Translate: A prompt that tells the model to translate a given text from one language to another.
Write: A prompt that tells the model to write a text of a given genre, style, or topic, such as a poem, a story, a code, or an essay.
Answer: A prompt that tells the model to answer a given question in a natural language or a numerical form.

The system prompts can also be customized and combined to create more complex and specific tasks, such as:

Summarize and translate: A prompt that tells the model to summarize a given text in one language and then translate it to another language.
Write and answer: A prompt that tells the model to write a text of a given genre, style, or topic, and then answer a question about it.
Answer and write: A prompt that tells the model to answer a given question in a natural language or a numerical form, and then write a text of a given genre, style, or topic based on the answer.

Conclusion

Anthropic’s Claude 2.1 is a remarkable achievement in the field of AI, as it surpasses OpenAI’s GPT-4 Turbo in context length, allowing it to process and generate longer texts with more coherence and accuracy.
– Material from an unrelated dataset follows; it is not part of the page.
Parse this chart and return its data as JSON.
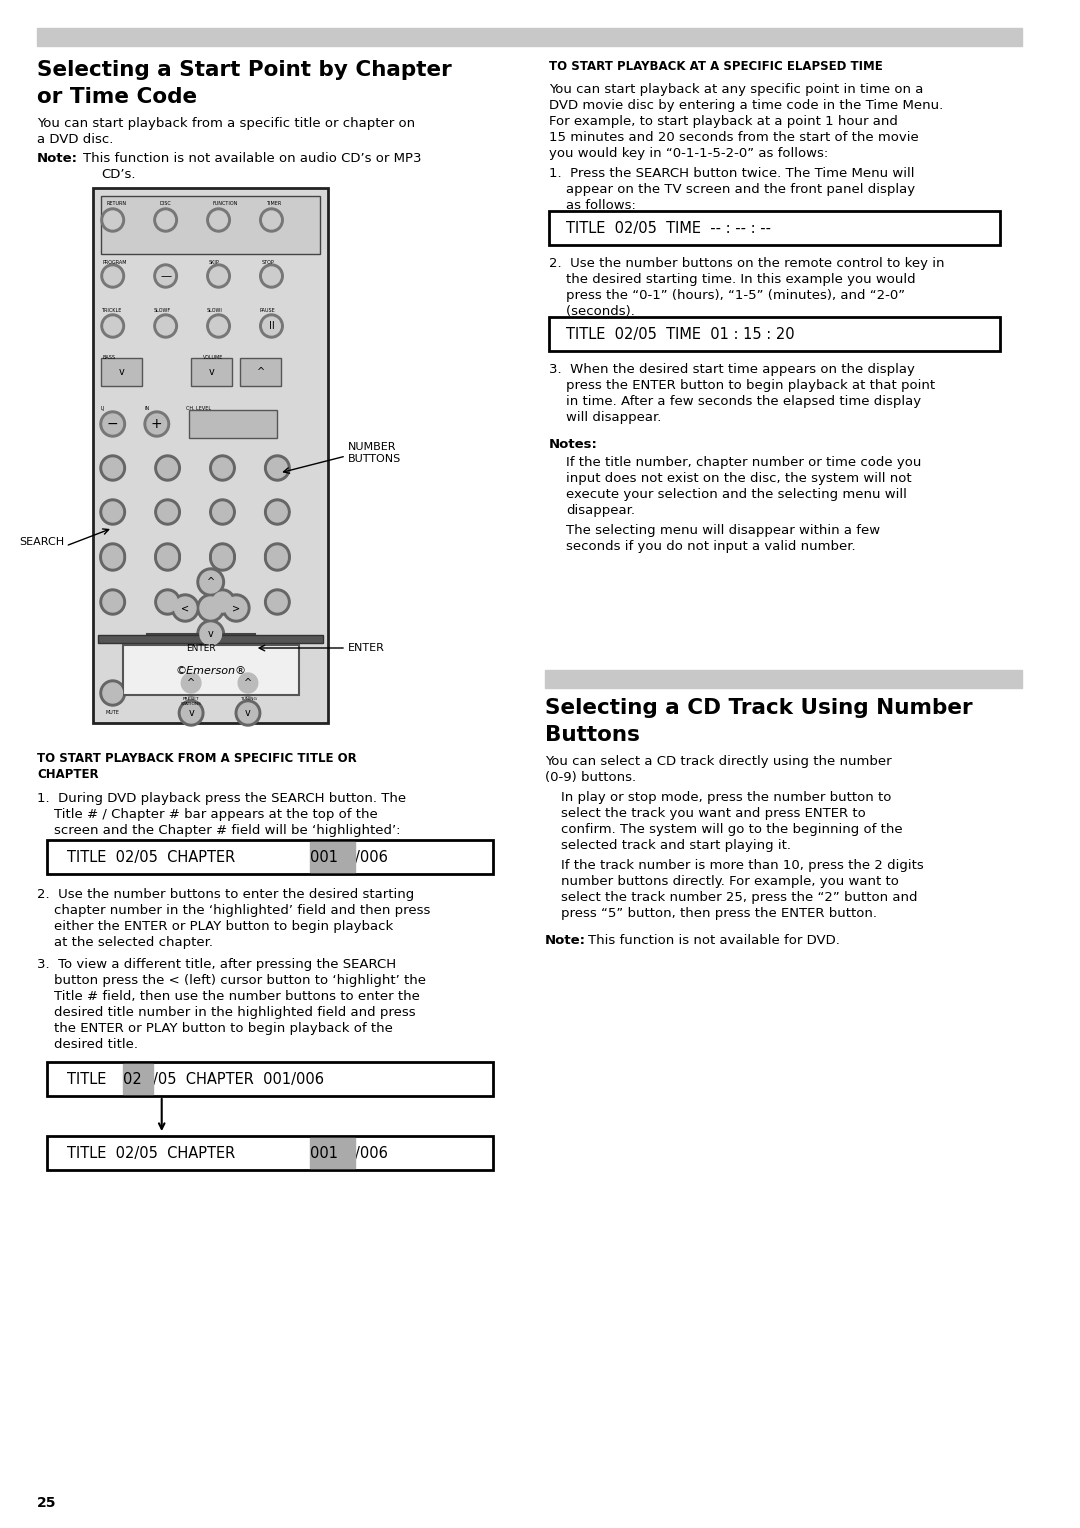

The new model also has improved capabilities, increased accuracy, and enhanced system prompts, making it more versatile, trustworthy, and user-friendly. Claude 2.1 is a testament to Anthropic’s success and growth in the AI industry, as it competes with OpenAI and raises billions in funding. Claude 2.1 is accessible via an API, which allows developers to integrate the model into their applications and products, and to perform a wide range of tasks with natural language instructions.